LONDON: Kuwait’s Emir Sheikh Meshal Al-Ahmed Al-Jaber Al-Sabah held talks on Tuesday with Turkish President Recep Tayyip Erdogan on a range of regional and international issues during his official visit to Ankara.

The two parties “expressed a common desire to bolster cooperation and coordination in many fields,” in particular trade and investment, and the emir said the two countries had the potential to boost trade exchange and investment opportunities, the Kuwait News Agency reported.

He went on to praise the “historic relations between our countries for the past 60 years, since their establishment in 1964,” and added “we express our aspirations toward promoting these relations to honor the aspirations of our peoples.”

Sheikh Meshal, who had arrived in the Turkish capital earlier on Tuesday, also praised Turkiye’s “honorable” support for Kuwait during Iraq’s invasion in 1990.

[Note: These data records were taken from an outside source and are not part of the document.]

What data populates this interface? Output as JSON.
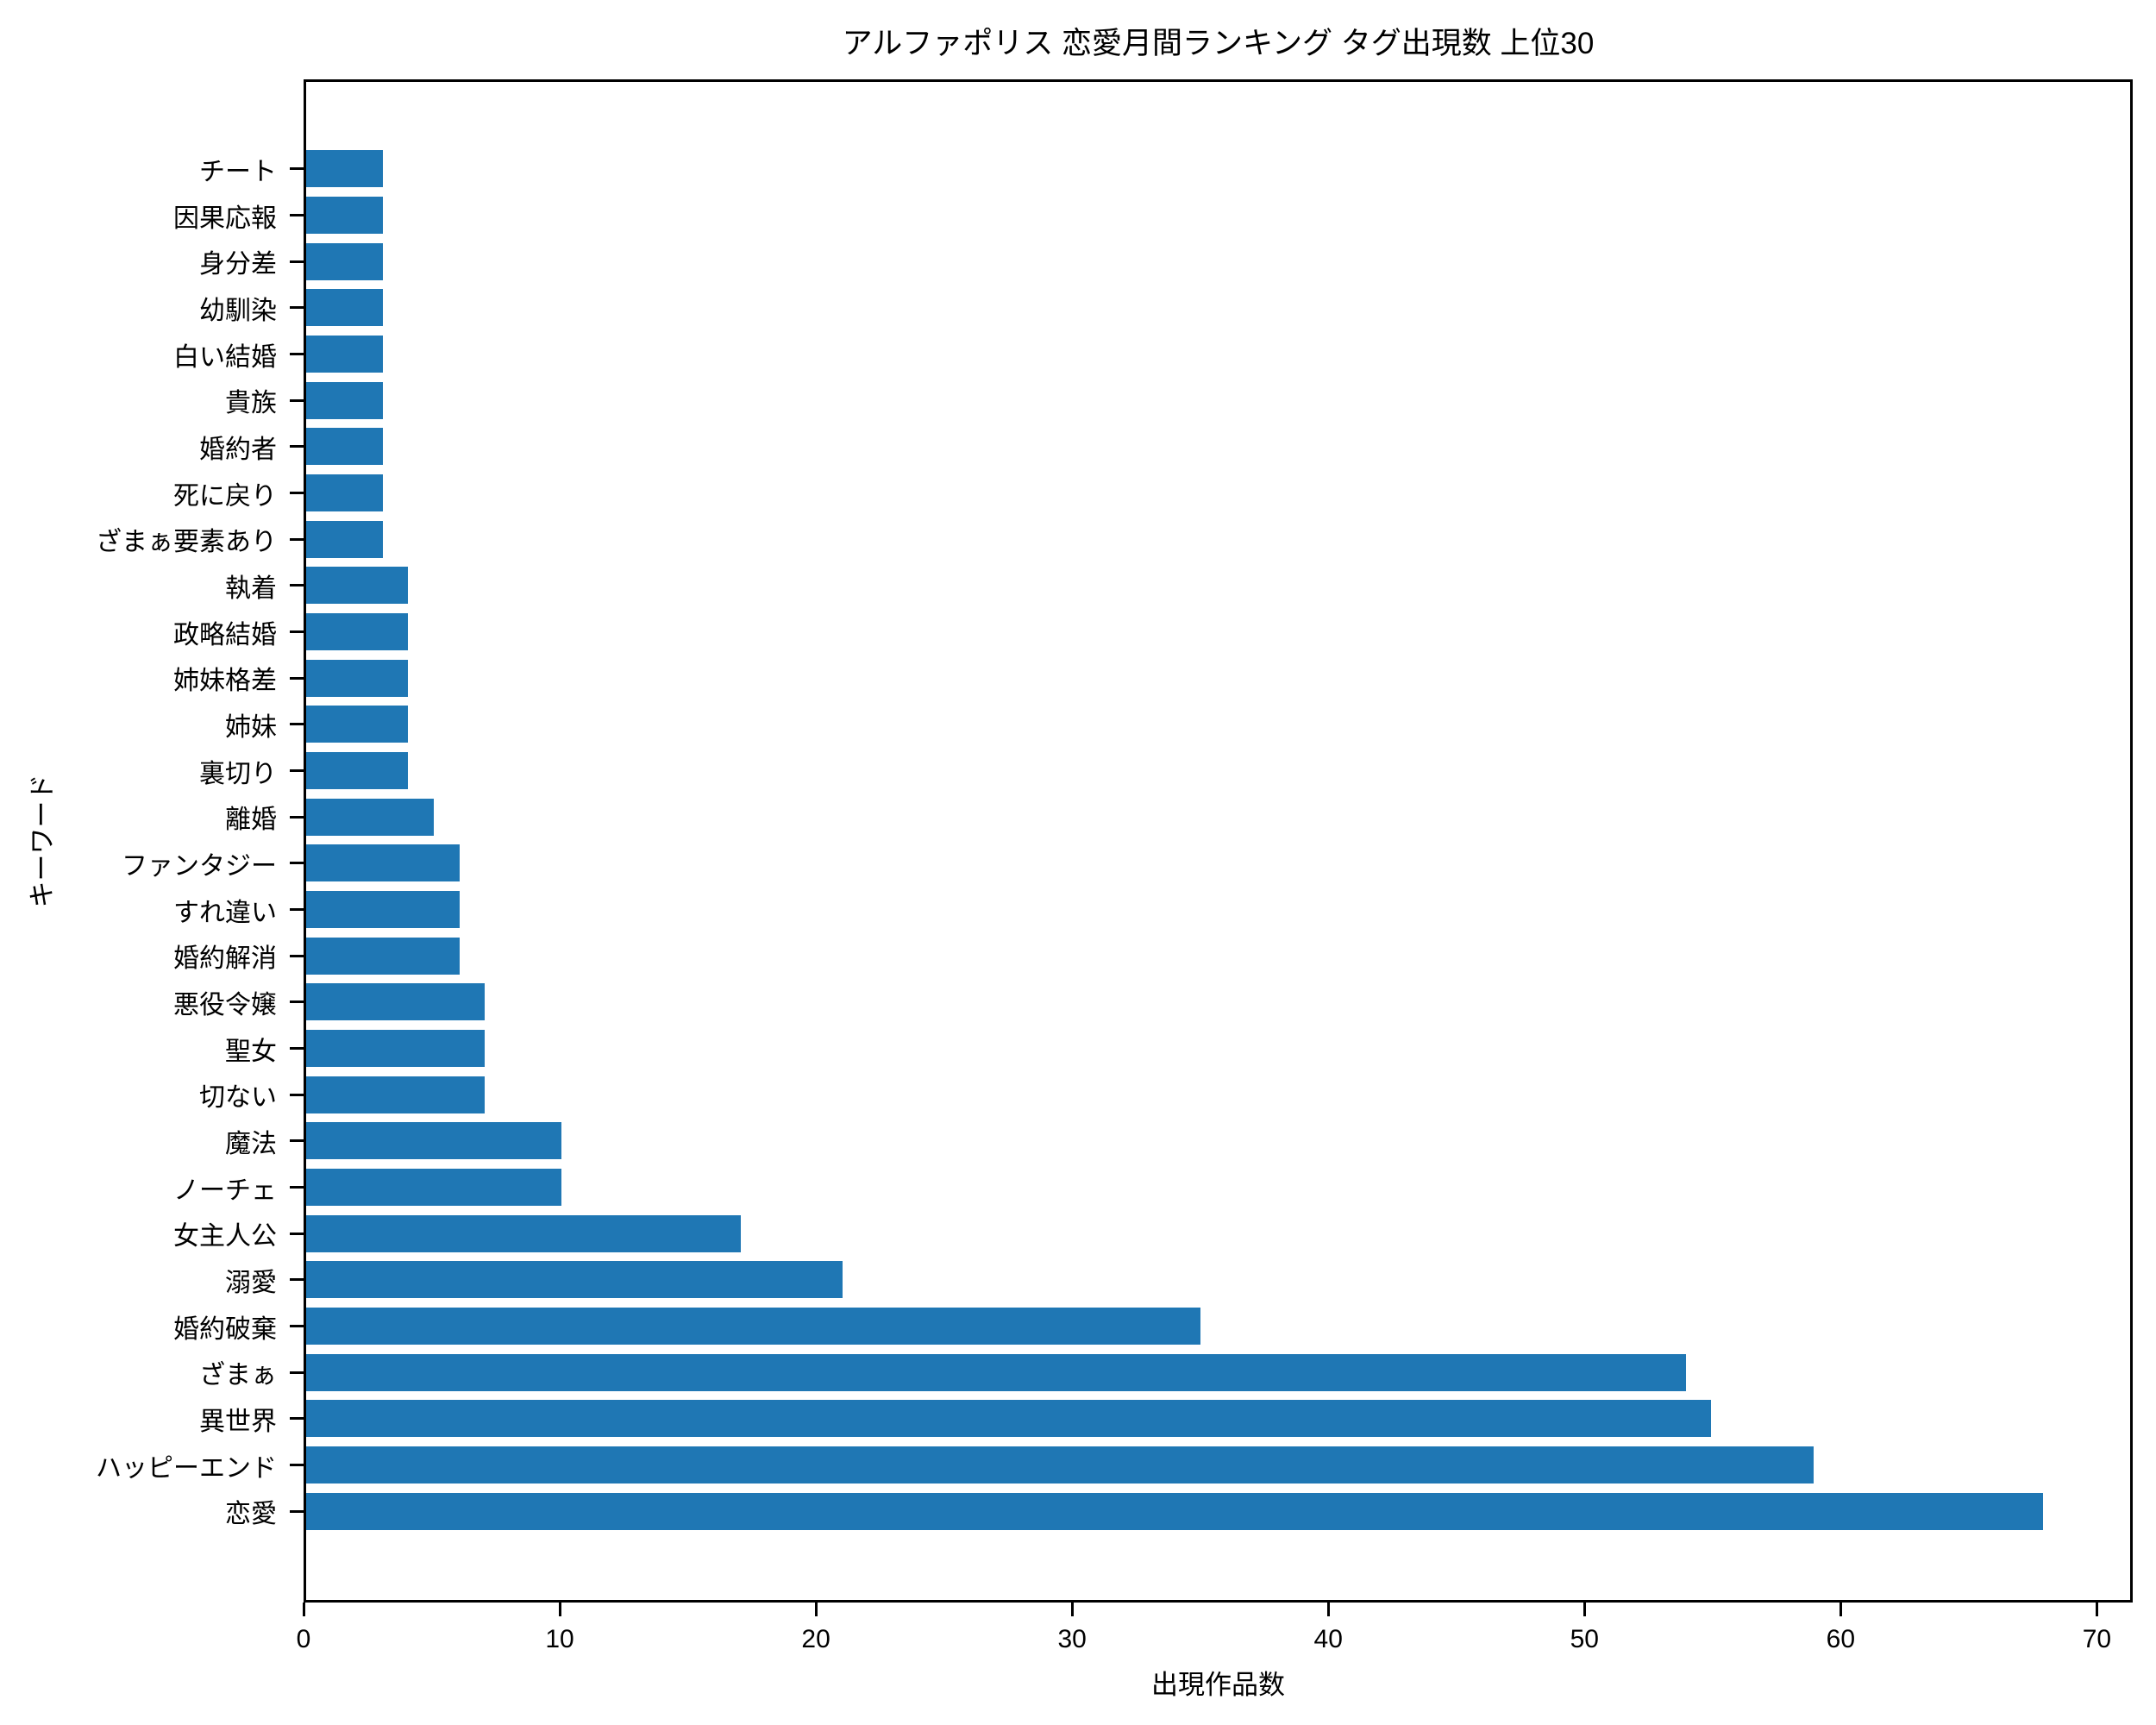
{
  "chart_data": {
    "type": "bar",
    "orientation": "horizontal",
    "title": "アルファポリス 恋愛月間ランキング タグ出現数 上位30",
    "xlabel": "出現作品数",
    "ylabel": "キーワード",
    "xlim": [
      0,
      71.4
    ],
    "xticks": [
      0,
      10,
      20,
      30,
      40,
      50,
      60,
      70
    ],
    "grid": false,
    "legend": "none",
    "bar_color": "#1f77b4",
    "categories_top_to_bottom": [
      "チート",
      "因果応報",
      "身分差",
      "幼馴染",
      "白い結婚",
      "貴族",
      "婚約者",
      "死に戻り",
      "ざまぁ要素あり",
      "執着",
      "政略結婚",
      "姉妹格差",
      "姉妹",
      "裏切り",
      "離婚",
      "ファンタジー",
      "すれ違い",
      "婚約解消",
      "悪役令嬢",
      "聖女",
      "切ない",
      "魔法",
      "ノーチェ",
      "女主人公",
      "溺愛",
      "婚約破棄",
      "ざまぁ",
      "異世界",
      "ハッピーエンド",
      "恋愛"
    ],
    "values_top_to_bottom": [
      3,
      3,
      3,
      3,
      3,
      3,
      3,
      3,
      3,
      4,
      4,
      4,
      4,
      4,
      5,
      6,
      6,
      6,
      7,
      7,
      7,
      10,
      10,
      17,
      21,
      35,
      54,
      55,
      59,
      68
    ]
  }
}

The Kuwaiti emir welcomed the start of negotiations for a free trade agreement between the GCC (Gulf Cooperation Council) and Turkiye, which commenced following the signing of a joint statement on April 21.

He added: “We affirm our aspiration for strengthening joint cooperation in all fields, especially in the defense domain through government-to-government contracting.”

The two leaders witnessed the signing of several cooperation agreements at the Presidential Palace in Ankara, including an executive protocol between the Kuwaiti and Turkish defense ministries.

The countries’ foreign ministries signed a memorandum of understanding to establish a strategic dialogue, while the Kuwaiti Civil Defense and the Turkish Ministry of Interior Disaster and Emergency Management Authority also signed a memorandum.

Letters of intent were signed between the Kuwait Direct Investment Promotion Authority and the Turkish General Authority for Free Zones in the Ministry of Trade on cooperation in the free zones field, and between the Kuwaiti Ministry of State for Housing Affairs and the Turkish Ministry of Environment, Urbanization and Climate Change on cooperation in housing and infrastructure.

The Kuwait Investment Authority and the Turkish Presidency Investment Office signed a memorandum regarding cooperation on investment promotion.

Erdogan awarded Sheikh Meshal with the State Order “to reflect deep-rooted ties between the two friendly countries,” KUNA said.

The emir also paid a visit to the Ataturk Mausoleum in Ankara during the visit.